Smart watch-based hand gesture reognition model for AR glasses [demo][patent][media1][media2][media3]

2021 Summer Intern at OPPO US Research Center

Augumented reality (AR) glasses are the promising commerical products as the enterance to Metaverse. However, the common user interface (UI) for AR glass is the vision-based hand gesture recognition which can only capture the gestures in the view of camera. This limit the usage of AR glass. Here, we proposed a smart watch-based hand gesture recognition system which takes the data from Inertial Measurement Unit (IMU) sensor and Photoplethysmography (PPG) sensor as input and predicts user’s hand gesture in real time. A modified MobileNet deep learning model was trained on 0.4 million data collected from various users. The well-trained model has averaged 96% recall and 94% precision for each type of gesture. By combining handcrafted signal features into the model, we reduced 35% power consumption over existing methods. You can check the demo here.

Indoor Activity Recognition with mmWave Radar Sensor for Aging in Place [project homepage] [demo] [presentation] [code]

Computer Science master thesis

Nowadays, world population aging, which requires heavy investment of time and manpower in daily care, is having a heavy impact on society and economic of human beings. To caregivers, injury or death caused by fall-down and declined self-dependence due to Alzheimer’s disease are two main issues to struggle on. Herein, we devise a human activity recognition (HAR) system which is potential to handle these issues. In contrast to traditional system using RGB camera, the indoor activity recognition system with mmWave Radar offers an service with low privacy leakage risk without costing any recognition accuracy. Taking the data of daily indoor activities as input, four deep learning models are trained and com- pared to build up an optimized activity classifier. The averaged accuracy of best model in test data set reaches 91.87%, which shows its full potential for practi- cal deployment. A simplistic user interface (UI) is also designed to demonstrate the functionality of well-trained model. To implement distributed deployment, we connect Raspberry Pi to AWS IoT for real-time data collection and processing respectively. A probability threshold of fall-down action is set by AWS Lambda to trigger an alarming and call for first-aid in time. We hope the proposed system could provide an accurate recognition service which further enable the remote monitoring for elderly people and reduce labour for caregivers.

Intelligent Antenna Design using Generative Adversarial Network [paper]

Featured by low conduction loss and high radiation efficiency, dielectric resonator antennas (DRA) have been considered as a promising antenna type for the applications of 5G technologies at 60 GHz band.
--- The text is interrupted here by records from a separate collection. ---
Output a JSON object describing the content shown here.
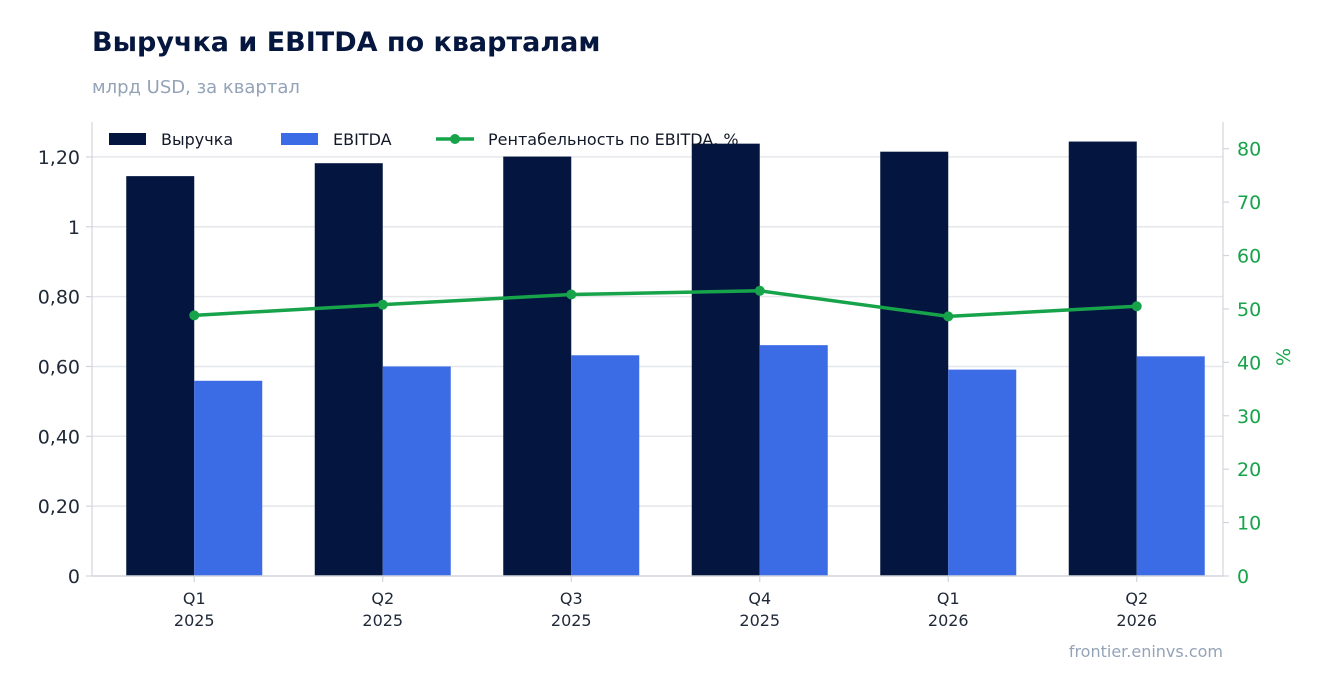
{
  "header": {
    "title": "Выручка и EBITDA по кварталам",
    "subtitle": "млрд USD, за квартал"
  },
  "footer": {
    "source": "frontier.eninvs.com"
  },
  "colors": {
    "revenue": "#04163f",
    "ebitda": "#3b6ce6",
    "margin": "#16a34a",
    "grid": "#e5e7eb",
    "axis": "#d1d5db"
  },
  "chart_data": {
    "type": "bar",
    "title": "Выручка и EBITDA по кварталам",
    "subtitle": "млрд USD, за квартал",
    "categories": [
      [
        "Q1",
        "2025"
      ],
      [
        "Q2",
        "2025"
      ],
      [
        "Q3",
        "2025"
      ],
      [
        "Q4",
        "2025"
      ],
      [
        "Q1",
        "2026"
      ],
      [
        "Q2",
        "2026"
      ]
    ],
    "series": [
      {
        "name": "Выручка",
        "type": "bar",
        "axis": "left",
        "values": [
          1.145,
          1.182,
          1.201,
          1.238,
          1.215,
          1.244
        ]
      },
      {
        "name": "EBITDA",
        "type": "bar",
        "axis": "left",
        "values": [
          0.559,
          0.6,
          0.632,
          0.661,
          0.591,
          0.629
        ]
      },
      {
        "name": "Рентабельность по EBITDA, %",
        "type": "line",
        "axis": "right",
        "values": [
          48.8,
          50.8,
          52.7,
          53.4,
          48.6,
          50.5
        ]
      }
    ],
    "ylim_left": [
      0,
      1.3
    ],
    "yticks_left": [
      {
        "value": 0,
        "label": "0"
      },
      {
        "value": 0.2,
        "label": "0,20"
      },
      {
        "value": 0.4,
        "label": "0,40"
      },
      {
        "value": 0.6,
        "label": "0,60"
      },
      {
        "value": 0.8,
        "label": "0,80"
      },
      {
        "value": 1.0,
        "label": "1"
      },
      {
        "value": 1.2,
        "label": "1,20"
      }
    ],
    "ylim_right": [
      0,
      85
    ],
    "yticks_right": [
      0,
      10,
      20,
      30,
      40,
      50,
      60,
      70,
      80
    ],
    "ylabel_right": "%",
    "grid": true,
    "legend_position": "top-left"
  }
}
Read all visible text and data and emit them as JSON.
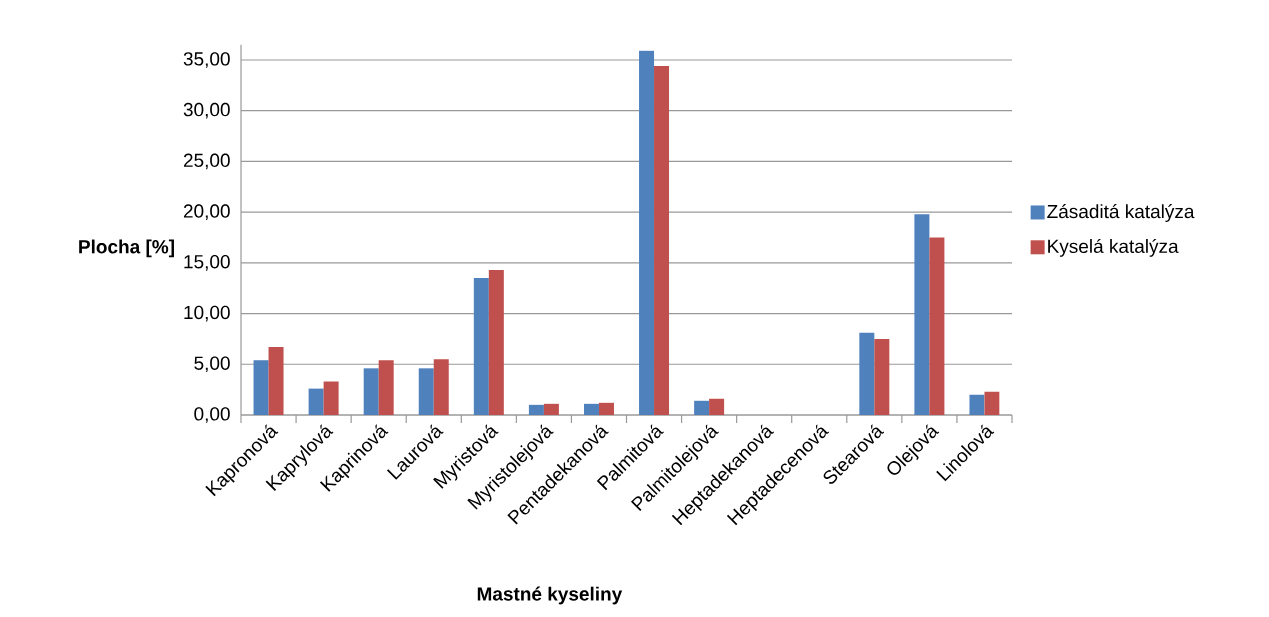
{
  "chart_data": {
    "type": "bar",
    "xlabel": "Mastné kyseliny",
    "ylabel": "Plocha [%]",
    "categories": [
      "Kapronová",
      "Kaprylová",
      "Kaprinová",
      "Laurová",
      "Myristová",
      "Myristolejová",
      "Pentadekanová",
      "Palmitová",
      "Palmitolejová",
      "Heptadekanová",
      "Heptadecenová",
      "Stearová",
      "Olejová",
      "Linolová"
    ],
    "series": [
      {
        "name": "Zásaditá katalýza",
        "color": "#4f81bd",
        "values": [
          5.4,
          2.6,
          4.6,
          4.6,
          13.5,
          1.0,
          1.1,
          35.9,
          1.4,
          0,
          0,
          8.1,
          19.8,
          2.0
        ]
      },
      {
        "name": "Kyselá katalýza",
        "color": "#c0504d",
        "values": [
          6.7,
          3.3,
          5.4,
          5.5,
          14.3,
          1.1,
          1.2,
          34.4,
          1.6,
          0,
          0,
          7.5,
          17.5,
          2.3
        ]
      }
    ],
    "ylim": [
      0,
      36.5
    ],
    "yticks": [
      {
        "value": 0,
        "label": "0,00"
      },
      {
        "value": 5,
        "label": "5,00"
      },
      {
        "value": 10,
        "label": "10,00"
      },
      {
        "value": 15,
        "label": "15,00"
      },
      {
        "value": 20,
        "label": "20,00"
      },
      {
        "value": 25,
        "label": "25,00"
      },
      {
        "value": 30,
        "label": "30,00"
      },
      {
        "value": 35,
        "label": "35,00"
      }
    ],
    "grid": "y",
    "legend": "right"
  }
}
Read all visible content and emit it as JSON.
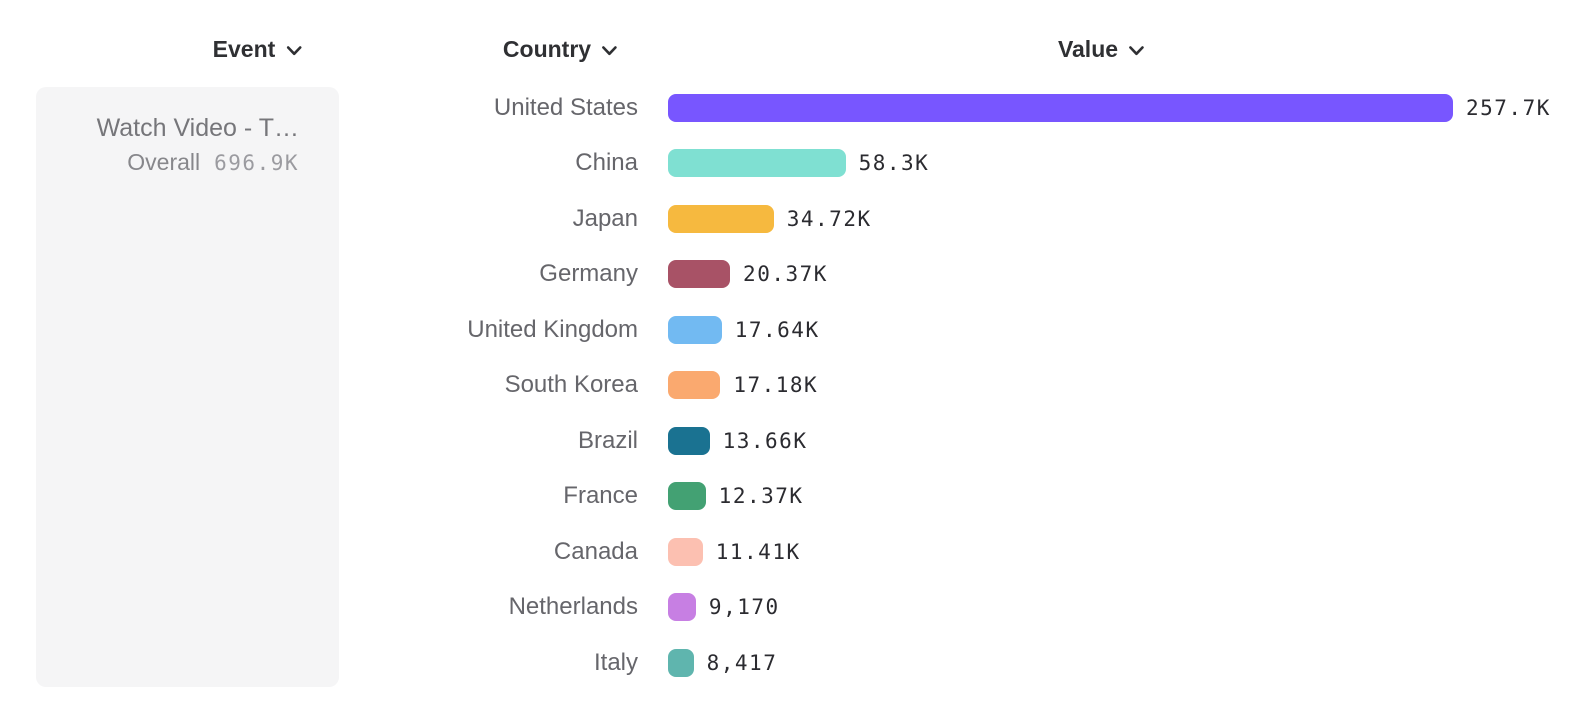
{
  "headers": {
    "event": "Event",
    "country": "Country",
    "value": "Value"
  },
  "event_card": {
    "title": "Watch Video - T…",
    "overall_label": "Overall",
    "overall_value": "696.9K"
  },
  "chart_data": {
    "type": "bar",
    "orientation": "horizontal",
    "title": "",
    "xlabel": "Value",
    "ylabel": "Country",
    "xlim": [
      0,
      257700
    ],
    "grid": false,
    "legend": "none",
    "categories": [
      "United States",
      "China",
      "Japan",
      "Germany",
      "United Kingdom",
      "South Korea",
      "Brazil",
      "France",
      "Canada",
      "Netherlands",
      "Italy"
    ],
    "values": [
      257700,
      58300,
      34720,
      20370,
      17640,
      17180,
      13660,
      12370,
      11410,
      9170,
      8417
    ],
    "value_labels": [
      "257.7K",
      "58.3K",
      "34.72K",
      "20.37K",
      "17.64K",
      "17.18K",
      "13.66K",
      "12.37K",
      "11.41K",
      "9,170",
      "8,417"
    ],
    "bar_colors": [
      "#7856ff",
      "#7fe0d2",
      "#f6b93f",
      "#a85266",
      "#72baf2",
      "#faa96f",
      "#1a7291",
      "#43a173",
      "#fcc0b1",
      "#c77fe3",
      "#5fb5ae"
    ]
  },
  "colors": {
    "header_text": "#2f3033",
    "country_label": "#66666b",
    "value_text": "#2b2b30",
    "card_bg": "#f5f5f6",
    "card_title": "#76767a",
    "card_overall": "#87878b",
    "card_overall_value": "#9b9ba0"
  }
}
To date, the design of the DRA mainly depends on the intuitive reasoning and trial-and-error process, which is time-consuming and resource-demanding. To address this challenge, a generative adversarial network (GAN)-based approach is developed to automate the design of DRA structures. The GAN model incorporates a simulator and generator for the DRA modeling and DRA structure design, respectively. A training dataset of the pattern-annotation pairs of geometric shapes and S11 parameter was generated to train the GAN model. During the training process, the distribution of this dataset was captured by the end-to-end GAN model. The trained GAN model is capable of predicting DRA performance as well as generating new DRA structures according to a given S11 spectrum.

GAN model architecture developed to design DRA patterns with a given S11 spectrum. (a) GAN model consising of generator, simulator, and critic networks. The inputs of the generator network (b) include the training S11 data and Gaussian noise. {describe the blocks in the figure} The generator output, represeting the calculated DRA pattern, is used as the inputs of the simulator and critic networks. The simulator and circtic networks consist of the ConvNet, BN and ResNet.